Ele havia falado com Nayara no começo da manhã do dia 15. A irmã o perguntou sobre um livro. Ele indicou que o mesmo devia estar em um apartamento de sua propriedade no Porto das Dunas, em Aquiraz. Nayara e Gildásio foram buscar o livro e quando regressaram à Fortaleza houve o desabamento.

Legenda: Nayara e Gildásio em viagem feita em setembro de 2019

"Quando eu vi o vídeo, eu reconheci o muro. Eu entrei em desespero porque eles poderiam tá lá. Eu comecei a ligar para o meu pai. Ligava, ligava e não atendia e liguei para minha irmã estava na caixa postal. Liguei apavorado para os meus tios. Dizendo que eles estavam no prédio. Ninguém entendia nada. Foi algo, assim, aterrorizante. Eu entrei em contato com meu condomínio (Porto das Dunas) e tenho uma imagem deles indo buscar o livro às 9h40. Queria ver se eles estavam no caminho. Mas infelizmente eles haviam chegado poucos minutos antes do desabamento". Felipe e Gildásio Filho chegaram em Fortaleza na noite do dia 15 de outubro.

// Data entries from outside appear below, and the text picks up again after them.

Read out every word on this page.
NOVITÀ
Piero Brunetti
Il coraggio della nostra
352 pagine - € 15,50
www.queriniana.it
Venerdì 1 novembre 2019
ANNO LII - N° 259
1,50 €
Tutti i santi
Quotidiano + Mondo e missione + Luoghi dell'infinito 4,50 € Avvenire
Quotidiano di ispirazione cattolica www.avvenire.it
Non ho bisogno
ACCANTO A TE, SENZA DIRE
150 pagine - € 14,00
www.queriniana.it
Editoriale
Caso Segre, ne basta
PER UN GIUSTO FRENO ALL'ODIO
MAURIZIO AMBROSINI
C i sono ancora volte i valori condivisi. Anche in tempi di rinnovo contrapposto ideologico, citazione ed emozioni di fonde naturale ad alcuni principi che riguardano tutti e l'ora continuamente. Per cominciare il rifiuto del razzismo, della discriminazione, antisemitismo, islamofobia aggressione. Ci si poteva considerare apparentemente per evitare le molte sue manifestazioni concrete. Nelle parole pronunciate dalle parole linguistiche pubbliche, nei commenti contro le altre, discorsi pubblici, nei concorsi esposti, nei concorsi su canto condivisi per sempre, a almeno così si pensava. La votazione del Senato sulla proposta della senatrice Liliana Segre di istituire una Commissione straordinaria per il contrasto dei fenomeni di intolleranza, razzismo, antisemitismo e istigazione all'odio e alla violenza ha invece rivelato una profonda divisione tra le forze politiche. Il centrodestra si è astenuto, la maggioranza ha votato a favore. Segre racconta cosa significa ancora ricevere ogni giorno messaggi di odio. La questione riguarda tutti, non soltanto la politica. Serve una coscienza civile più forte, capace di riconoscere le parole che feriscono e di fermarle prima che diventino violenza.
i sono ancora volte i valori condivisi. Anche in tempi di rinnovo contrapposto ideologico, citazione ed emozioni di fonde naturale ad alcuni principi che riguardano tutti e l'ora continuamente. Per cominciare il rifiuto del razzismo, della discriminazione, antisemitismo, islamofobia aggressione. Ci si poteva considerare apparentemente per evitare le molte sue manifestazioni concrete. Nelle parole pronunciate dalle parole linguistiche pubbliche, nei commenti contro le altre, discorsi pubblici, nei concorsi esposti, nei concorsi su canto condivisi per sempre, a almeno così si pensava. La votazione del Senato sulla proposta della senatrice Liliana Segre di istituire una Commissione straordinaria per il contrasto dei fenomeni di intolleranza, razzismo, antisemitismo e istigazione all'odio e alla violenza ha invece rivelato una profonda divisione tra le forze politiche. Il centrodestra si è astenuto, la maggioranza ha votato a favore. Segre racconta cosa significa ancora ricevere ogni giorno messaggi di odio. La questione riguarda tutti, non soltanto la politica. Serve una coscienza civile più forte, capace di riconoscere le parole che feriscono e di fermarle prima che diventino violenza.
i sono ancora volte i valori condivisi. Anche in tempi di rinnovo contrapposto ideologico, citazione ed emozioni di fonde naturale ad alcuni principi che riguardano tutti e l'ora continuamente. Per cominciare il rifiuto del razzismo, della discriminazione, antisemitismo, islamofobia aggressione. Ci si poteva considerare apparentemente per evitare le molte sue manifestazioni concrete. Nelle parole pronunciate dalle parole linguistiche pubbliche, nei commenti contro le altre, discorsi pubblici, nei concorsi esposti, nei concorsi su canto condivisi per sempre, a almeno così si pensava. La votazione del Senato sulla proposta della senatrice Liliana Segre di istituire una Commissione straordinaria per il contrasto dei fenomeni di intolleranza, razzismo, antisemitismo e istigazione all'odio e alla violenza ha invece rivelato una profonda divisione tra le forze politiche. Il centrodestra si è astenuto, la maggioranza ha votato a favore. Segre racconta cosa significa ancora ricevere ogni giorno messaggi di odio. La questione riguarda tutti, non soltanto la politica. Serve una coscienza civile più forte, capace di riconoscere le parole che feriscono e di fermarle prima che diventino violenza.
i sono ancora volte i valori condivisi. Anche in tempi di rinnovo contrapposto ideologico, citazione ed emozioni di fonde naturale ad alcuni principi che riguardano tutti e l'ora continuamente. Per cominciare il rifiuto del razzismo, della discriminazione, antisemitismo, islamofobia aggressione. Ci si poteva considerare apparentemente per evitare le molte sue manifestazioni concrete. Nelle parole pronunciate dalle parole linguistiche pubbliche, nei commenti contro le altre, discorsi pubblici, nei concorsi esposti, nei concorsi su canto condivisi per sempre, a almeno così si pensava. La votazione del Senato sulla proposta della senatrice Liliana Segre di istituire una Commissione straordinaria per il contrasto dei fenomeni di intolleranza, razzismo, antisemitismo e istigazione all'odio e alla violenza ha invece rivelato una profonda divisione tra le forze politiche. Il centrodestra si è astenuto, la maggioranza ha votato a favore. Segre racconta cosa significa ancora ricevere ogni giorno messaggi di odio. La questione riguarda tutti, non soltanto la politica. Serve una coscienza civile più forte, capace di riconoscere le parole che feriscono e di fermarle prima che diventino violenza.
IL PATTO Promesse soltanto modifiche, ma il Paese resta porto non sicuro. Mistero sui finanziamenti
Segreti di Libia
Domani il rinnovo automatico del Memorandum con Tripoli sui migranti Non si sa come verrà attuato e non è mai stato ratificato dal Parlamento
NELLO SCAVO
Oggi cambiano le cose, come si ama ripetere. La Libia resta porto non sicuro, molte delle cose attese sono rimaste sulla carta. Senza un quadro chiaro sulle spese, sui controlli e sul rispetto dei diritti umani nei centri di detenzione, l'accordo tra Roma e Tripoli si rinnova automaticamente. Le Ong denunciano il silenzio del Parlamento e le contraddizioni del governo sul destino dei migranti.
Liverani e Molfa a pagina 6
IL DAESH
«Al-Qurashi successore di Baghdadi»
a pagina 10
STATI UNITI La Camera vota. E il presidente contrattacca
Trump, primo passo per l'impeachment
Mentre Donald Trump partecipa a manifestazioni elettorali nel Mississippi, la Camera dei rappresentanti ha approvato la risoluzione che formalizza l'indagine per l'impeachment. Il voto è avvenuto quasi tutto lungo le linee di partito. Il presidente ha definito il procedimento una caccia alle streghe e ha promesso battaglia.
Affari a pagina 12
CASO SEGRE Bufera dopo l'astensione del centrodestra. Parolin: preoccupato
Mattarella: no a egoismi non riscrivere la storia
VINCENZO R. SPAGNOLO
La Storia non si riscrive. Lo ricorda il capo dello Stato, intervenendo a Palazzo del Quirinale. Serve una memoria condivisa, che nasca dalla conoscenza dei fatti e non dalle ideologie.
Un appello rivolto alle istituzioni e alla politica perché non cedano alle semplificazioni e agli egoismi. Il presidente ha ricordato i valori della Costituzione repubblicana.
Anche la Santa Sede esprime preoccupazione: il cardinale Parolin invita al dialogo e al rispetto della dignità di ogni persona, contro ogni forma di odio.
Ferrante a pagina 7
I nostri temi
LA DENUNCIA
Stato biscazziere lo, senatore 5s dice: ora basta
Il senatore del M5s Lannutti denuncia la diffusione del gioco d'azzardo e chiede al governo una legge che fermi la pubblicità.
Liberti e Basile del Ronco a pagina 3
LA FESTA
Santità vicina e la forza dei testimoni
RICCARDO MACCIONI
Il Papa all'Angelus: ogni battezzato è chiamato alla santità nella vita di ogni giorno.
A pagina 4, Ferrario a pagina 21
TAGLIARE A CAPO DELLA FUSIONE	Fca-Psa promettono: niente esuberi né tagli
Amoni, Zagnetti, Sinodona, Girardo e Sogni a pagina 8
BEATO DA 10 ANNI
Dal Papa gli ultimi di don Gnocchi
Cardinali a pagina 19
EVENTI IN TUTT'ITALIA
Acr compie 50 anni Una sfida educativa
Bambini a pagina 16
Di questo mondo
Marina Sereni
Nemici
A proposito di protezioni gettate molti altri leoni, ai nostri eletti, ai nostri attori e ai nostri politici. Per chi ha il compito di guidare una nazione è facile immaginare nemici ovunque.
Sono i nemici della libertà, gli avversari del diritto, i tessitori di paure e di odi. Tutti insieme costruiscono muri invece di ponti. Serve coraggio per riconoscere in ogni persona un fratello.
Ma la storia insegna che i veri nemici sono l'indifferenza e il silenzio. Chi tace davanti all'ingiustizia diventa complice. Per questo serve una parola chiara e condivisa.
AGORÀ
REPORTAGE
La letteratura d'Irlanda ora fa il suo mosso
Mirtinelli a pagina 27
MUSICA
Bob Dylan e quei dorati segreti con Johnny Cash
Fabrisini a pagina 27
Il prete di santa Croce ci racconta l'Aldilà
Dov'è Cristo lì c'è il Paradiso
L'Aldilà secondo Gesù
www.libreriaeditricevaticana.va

Hoje, nenhum dos dois irmãos reside na Capital cearense. O vínculo que tinham com a cidade, explica ele, eram os familiares. "Eu tinha uma família completamente feliz, bem estruturada. Hoje só sobrou eu e meu irmão. É muito difícil a gente saber que um evento assim tão traumático e tão absurdo levou nosso pai e nossa irmã".

Suporte à família

Nenhum dos dois irmãos foi chamado para depor e uma tia deles segue acompanhando os trâmites do caso em Fortaleza. Felipe ressalta que a Defensoria Pública tem dado suporte à família e que, vez ou outra, ele tem regressado à cidade para resolver burocracias. Os planos é de permanecer em Brasília e o do irmão de continuar em São Paulo.

Na quinta-feira (14), a Polícia Civil do Ceará informou que 36 pessoas foram ouvidas durante as investigações, porém precisa de mais tempo para concluir as análises, então pedirá à Justiça uma extensão do prazo. Portanto, ainda não há como apontar causas e culpados. Já a Perícia Forense do Estado do Ceará (Pefoce), por meio do Núcleo de Perícia e Engenharia Legal e Meio Ambiente (Nupelm), revelou que “ainda não é possível estabelecer um prazo para a conclusão do laudo”, que deve apontar as causas da queda.  

A Secretaria dos Direitos Humanos e Desenvolvimento Social de Fortaleza (SDHDS), responsável pela distribuição dos objetos resgatados, foi questionada sobre o prazo de devolução dos bens às famílias e forma. Os parentes receberam os objetos na quarta-feira (13) no Ginásio Aécio de Borba. Mas, até a publicação dessa matéria a SDHDS não deu retorno.